UN Gives Brazil High Marks for Poverty Fight But a D for Justice

Prison The top UN human rights official, during a three-day visit to Brazil that ended up this Wednesday, December 5, praised the country's recent accomplishments in human right but also pointed out that there's still much to do in the area.

"Brazil has demonstrated leadership at the international level in the area of human rights," UN High Commissioner for Human Rights Louise Arbour said.

"The country realized significant achievements in the fight against poverty and HIV/AIDS, although challenges remain, particularly in the administration of justice and the enforcement of other rights enshrined in the 1988 Constitution, and especially with regards to indigenous rights."
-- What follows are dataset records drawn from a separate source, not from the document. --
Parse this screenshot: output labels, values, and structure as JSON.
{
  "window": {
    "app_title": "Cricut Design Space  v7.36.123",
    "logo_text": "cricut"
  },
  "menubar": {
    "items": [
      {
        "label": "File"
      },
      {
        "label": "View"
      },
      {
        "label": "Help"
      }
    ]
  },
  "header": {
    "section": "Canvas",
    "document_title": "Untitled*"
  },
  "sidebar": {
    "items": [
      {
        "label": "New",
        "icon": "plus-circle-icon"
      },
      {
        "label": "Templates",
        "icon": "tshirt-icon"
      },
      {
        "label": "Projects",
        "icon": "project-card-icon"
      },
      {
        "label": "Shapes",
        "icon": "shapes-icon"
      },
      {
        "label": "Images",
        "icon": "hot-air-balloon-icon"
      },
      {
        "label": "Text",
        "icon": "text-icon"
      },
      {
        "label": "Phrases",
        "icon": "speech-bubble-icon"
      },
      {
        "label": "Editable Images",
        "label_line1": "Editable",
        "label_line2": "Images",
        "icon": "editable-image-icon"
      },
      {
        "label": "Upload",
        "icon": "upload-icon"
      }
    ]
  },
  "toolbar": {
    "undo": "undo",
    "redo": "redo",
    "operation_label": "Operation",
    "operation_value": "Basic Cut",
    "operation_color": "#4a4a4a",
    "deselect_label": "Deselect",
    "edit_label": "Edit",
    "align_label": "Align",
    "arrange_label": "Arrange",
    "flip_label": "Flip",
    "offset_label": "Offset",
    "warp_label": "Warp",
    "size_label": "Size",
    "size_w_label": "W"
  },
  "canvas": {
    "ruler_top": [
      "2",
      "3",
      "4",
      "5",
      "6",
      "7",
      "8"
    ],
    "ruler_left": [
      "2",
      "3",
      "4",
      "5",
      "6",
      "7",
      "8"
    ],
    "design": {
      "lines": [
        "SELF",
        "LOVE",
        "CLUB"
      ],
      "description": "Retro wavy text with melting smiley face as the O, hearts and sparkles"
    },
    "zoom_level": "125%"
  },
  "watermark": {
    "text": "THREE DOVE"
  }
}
She encouraged the South American country's Government to bolster efforts to improve the administration of justice, particularly the widespread use of pre-trial detention.
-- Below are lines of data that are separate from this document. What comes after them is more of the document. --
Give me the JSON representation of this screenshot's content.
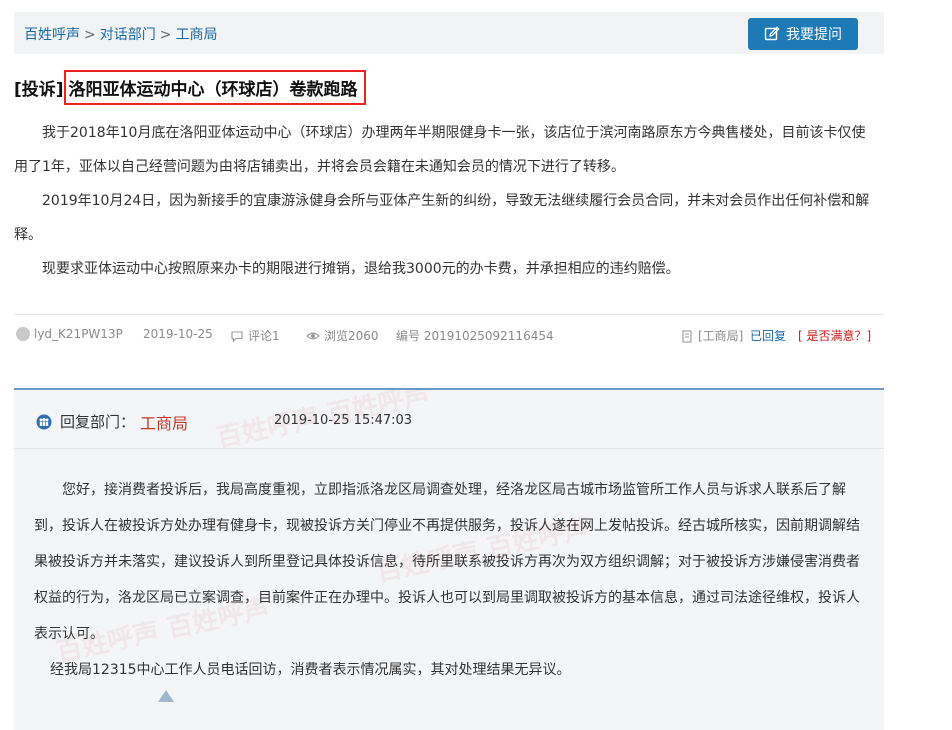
{
  "breadcrumb": {
    "items": [
      "百姓呼声",
      "对话部门",
      "工商局"
    ],
    "separator": ">"
  },
  "ask_button": {
    "label": "我要提问"
  },
  "post": {
    "tag": "[投诉]",
    "title": "洛阳亚体运动中心（环球店）卷款跑路",
    "paragraphs": [
      "我于2018年10月底在洛阳亚体运动中心（环球店）办理两年半期限健身卡一张，该店位于滨河南路原东方今典售楼处，目前该卡仅使用了1年，亚体以自己经营问题为由将店铺卖出，并将会员会籍在未通知会员的情况下进行了转移。",
      "2019年10月24日，因为新接手的宜康游泳健身会所与亚体产生新的纠纷，导致无法继续履行会员合同，并未对会员作出任何补偿和解释。",
      "现要求亚体运动中心按照原来办卡的期限进行摊销，退给我3000元的办卡费，并承担相应的违约赔偿。"
    ],
    "meta": {
      "user": "lyd_K21PW13P",
      "date": "2019-10-25",
      "comments": "评论1",
      "views": "浏览2060",
      "number": "编号 20191025092116454",
      "dept": "[工商局]",
      "status": "已回复",
      "satisfaction": "[ 是否满意？]"
    }
  },
  "reply": {
    "label": "回复部门：",
    "dept": "工商局",
    "time": "2019-10-25 15:47:03",
    "paragraphs": [
      "您好，接消费者投诉后，我局高度重视，立即指派洛龙区局调查处理，经洛龙区局古城市场监管所工作人员与诉求人联系后了解到，投诉人在被投诉方处办理有健身卡，现被投诉方关门停业不再提供服务，投诉人遂在网上发帖投诉。经古城所核实，因前期调解结果被投诉方并未落实，建议投诉人到所里登记具体投诉信息，待所里联系被投诉方再次为双方组织调解；对于被投诉方涉嫌侵害消费者权益的行为，洛龙区局已立案调查，目前案件正在办理中。投诉人也可以到局里调取被投诉方的基本信息，通过司法途径维权，投诉人表示认可。",
      "经我局12315中心工作人员电话回访，消费者表示情况属实，其对处理结果无异议。"
    ]
  },
  "colors": {
    "accent": "#1e7ab4",
    "link": "#1c6aa4",
    "highlight_border": "#e22222",
    "dept_red": "#c03a2b"
  }
}
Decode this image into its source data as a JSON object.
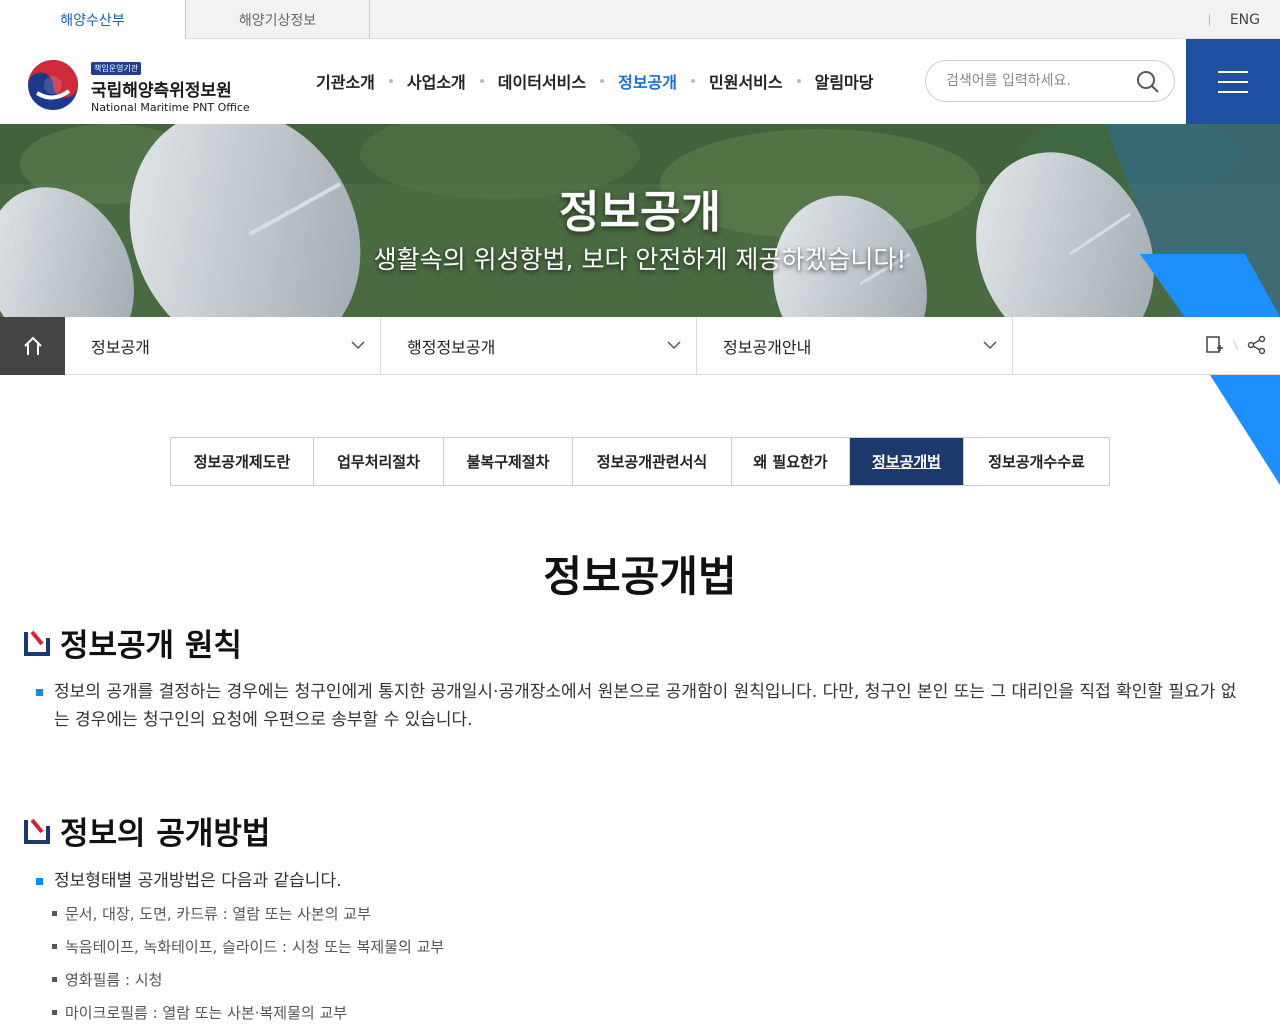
{
  "topbar": {
    "tabs": [
      "해양수산부",
      "해양기상정보"
    ],
    "lang": "ENG"
  },
  "logo": {
    "badge": "책임운영기관",
    "name_kr": "국립해양측위정보원",
    "name_en": "National Maritime PNT Office"
  },
  "gnb": {
    "items": [
      "기관소개",
      "사업소개",
      "데이터서비스",
      "정보공개",
      "민원서비스",
      "알림마당"
    ],
    "active_index": 3
  },
  "search": {
    "placeholder": "검색어를 입력하세요."
  },
  "hero": {
    "title": "정보공개",
    "subtitle": "생활속의 위성항법, 보다 안전하게 제공하겠습니다!"
  },
  "location": {
    "depth1": "정보공개",
    "depth2": "행정정보공개",
    "depth3": "정보공개안내"
  },
  "tabs": {
    "items": [
      "정보공개제도란",
      "업무처리절차",
      "불복구제절차",
      "정보공개관련서식",
      "왜 필요한가",
      "정보공개법",
      "정보공개수수료"
    ],
    "active_index": 5
  },
  "content": {
    "page_title": "정보공개법",
    "section1": {
      "title": "정보공개 원칙",
      "text": "정보의 공개를 결정하는 경우에는 청구인에게 통지한 공개일시·공개장소에서 원본으로 공개함이 원칙입니다. 다만, 청구인 본인 또는 그 대리인을 직접 확인할 필요가 없는 경우에는 청구인의 요청에 우편으로 송부할 수 있습니다."
    },
    "section2": {
      "title": "정보의 공개방법",
      "lead": "정보형태별 공개방법은 다음과 같습니다.",
      "items": [
        "문서, 대장, 도면, 카드류 : 열람 또는 사본의 교부",
        "녹음테이프, 녹화테이프, 슬라이드 : 시청 또는 복제물의 교부",
        "영화필름 : 시청",
        "마이크로필름 : 열람 또는 사본·복제물의 교부"
      ]
    }
  },
  "colors": {
    "primary": "#1f4fa0",
    "accent": "#1a6fd1",
    "tab_active": "#1b3a6b",
    "bullet": "#1a8ae0"
  }
}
The High Commissioner also suggested innovative measures to alleviate prison overcrowding, further accountability among law enforcement officials and prevent abuses against detainees.

On her last day in the country, she delivered a lecture on poverty as both cause and consequence of human rights violations at the Federal University of Rio de Janeiro and stopped at the community of Vigário Geral, where she learned about projects to bring peace through arts by less privileged youth.

The High Commissioner's visit, her first to Brazil, came after the Government extended an invitation. Stopping in Brazilian capital Brasí­lia, São Paulo and Rio de Janeiro, she met with President Luiz Inácio Lula da Silva, federal Government officials and the federal Supreme Court.

She also held talks with state authorities in São Paulo and Rio de Janeiro to discuss the country's human rights successes and challenges, as well as with civil society organizations to hear their concerns.